I love working with clients who have never had a website before. I find a blank canvas inspiring and from a technical standpoint, I am able to use many of the tools that have been successful in previous projects. The disconnect often between clients and a web re-design project is it feels like it should be simple because “a lot of the work” has already been done.
The reality is, if you are inheriting a site, there are a few things to look for which could throw unexpected hurdles in your direction through the web design project. I want to bring up a few points because these can become time sink holes, which can make a project much more time consuming (ie less profitable ) than you may have anticipated.
Hosting. I have said it before: ask 10 web designers about hosting and you will get 412 different answers. It’s fairly unrealistic that you will know the finer points of all the different hosting options out there, so while evaluating a project (before you send a contract) ask some questions about their hosting:
- Do they like their host, are they attached for any reason, and do you know the company.
- If you will need to move them and if you don’t know about hosting /migrating you may need to outsource this part of the project, budget accordingly.

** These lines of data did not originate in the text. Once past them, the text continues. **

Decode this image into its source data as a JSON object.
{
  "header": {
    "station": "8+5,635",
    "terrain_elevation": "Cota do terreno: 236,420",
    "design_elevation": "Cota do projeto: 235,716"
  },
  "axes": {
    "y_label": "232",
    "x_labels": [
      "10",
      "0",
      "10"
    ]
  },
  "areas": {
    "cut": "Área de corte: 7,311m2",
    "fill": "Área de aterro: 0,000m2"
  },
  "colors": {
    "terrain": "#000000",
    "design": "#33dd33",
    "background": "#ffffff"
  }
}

- Do they have access to the hosting? Be very clear here. Do they know the logins, do they own their domain name, how is email configured, if you move their host will it have an effect on their email delivery. I have seen a million different scenarios in this area and most of them are time-consuming: my husband hosts the site (and doesn’t want to give you access), we are using a wind farm for hosting, a member of our volunteer is hosting (and doesn’t want to give us access). Get this sorted sooner rather than later. You don’t want to be ready to launch and then trying to figure out the hosting.
If you need help finding who owns a domain use this site: https://whois.icann.org
Plugins. Now this is huge. I am not going to lie, I myself have installed plugins, tested, not sure if something else would work better, installed something similar, tested that one, moved on to something else, then forgotten which one I actually decided to use. When you inherit a new site, some plugins are totally obvious, Akismet, Wordfence, All in One SEO, etc. But others, can feel totally random (to me). How do you evaluate what you need and what you don’t? There isn’t a plugin that tells you if you are actually using a plugin or not. So here’s what I do, and of course, I am wide open for feedback, because I don’t claim to have all the answers. . . . which you may recall is why I started a Facebook Group, that now has nearly 25K members. . . I wanted to ask people for help. So back to managing plugins if you inherit a website.
Before you begin, I suggest you take a screen shot of all the plugins and just store it within your clients folder or in Evernote or however you organize yourself. This can be helpful in case you need to figure out why something isn’t functioning as it was before, or I have heard of designers who have had clients say you put in plugins that broke my site, you can say actually, that plugin was before my time.
- Step one: quick review. If there are plugins installed are not active, and you don’t recognize them as something you know would be useful, just delete. Even plugins that are not active need to be updated and can make your site vulnerable to the bad guys.
- Step two: dig deeper. Are there plugins that are redundant or will be redundant after you build your updated version of the site. Example: you are redoing the website with Divi and using the Elegant Themes plugin Monarach for your social sharing of blog posts – you can delete Share This, or whatever social sharing plugin they have active. You will no longer need a plugin that adds a favicon, and maybe Bloom will replace the MailChimp sign up forms.
- Step 3: CSI – hopefully at this point you will only have a few plugins that you really need to unravel. Because I am a simple girl, I suggest you just deactivate these and see if anything obvious happens. If you have a close relationship with your client you can even do this while you are on a Zoom call or in a Google hangout sharing screens. Just roll through the pages and see if anything is suddenly missing or not functioning properly. The reason having the client with you on this step is that you may not recognize a difference in the site and they can help you here. If yes, evaluate if you needed that “thing” and delete / reactivate accordingly. If no, bye bye.
- Step 4: If you have plugins left at this point that you don’t know what they are, you need to go do a little (or a lot) research to see what the functionality is that the plugin brings to the site. Use your skills to determine if the plugin should remain or not. This is where you need some critical thinking: has the plugin been maintained and is it compatible with the version of WordPress you are using? If not, but you want that functionality, you may need to look for a new plugin.
Sometimes its good to know what performance you are getting from things like plugins, this resource gives you a list of plugins that can help you analyze and detect any issues that may be slowing your (new to you) site down.
Does all of this sound time consuming? Well, it CAN be! This is why a re-do is not always less work than a brand new project.
One last heads up I want to give you when inheriting a website is client related. Why are they not using the person who designed the site in the first place? I always ask this question when I am asked to pitch a new project. There are a few reasons that should give you a heads up that the client may fall into the “challenging” part of the ven diagram. Now what’s challenging to you, may not be challenging to me. But things like, my old person was really expensive, or they didn’t do what I wanted, or we couldn’t agree, or they wanted me to sign a contract, could be all be red flags. If you don’t get good vibes, then pass. There are loads of clients out there, life is short and you are awesome, so choose wisely.
What do you look for when you are looking under the hood of a new site? How do you handle the plugins or make sure you are not traveling down an endless path when you get a new to you web design project?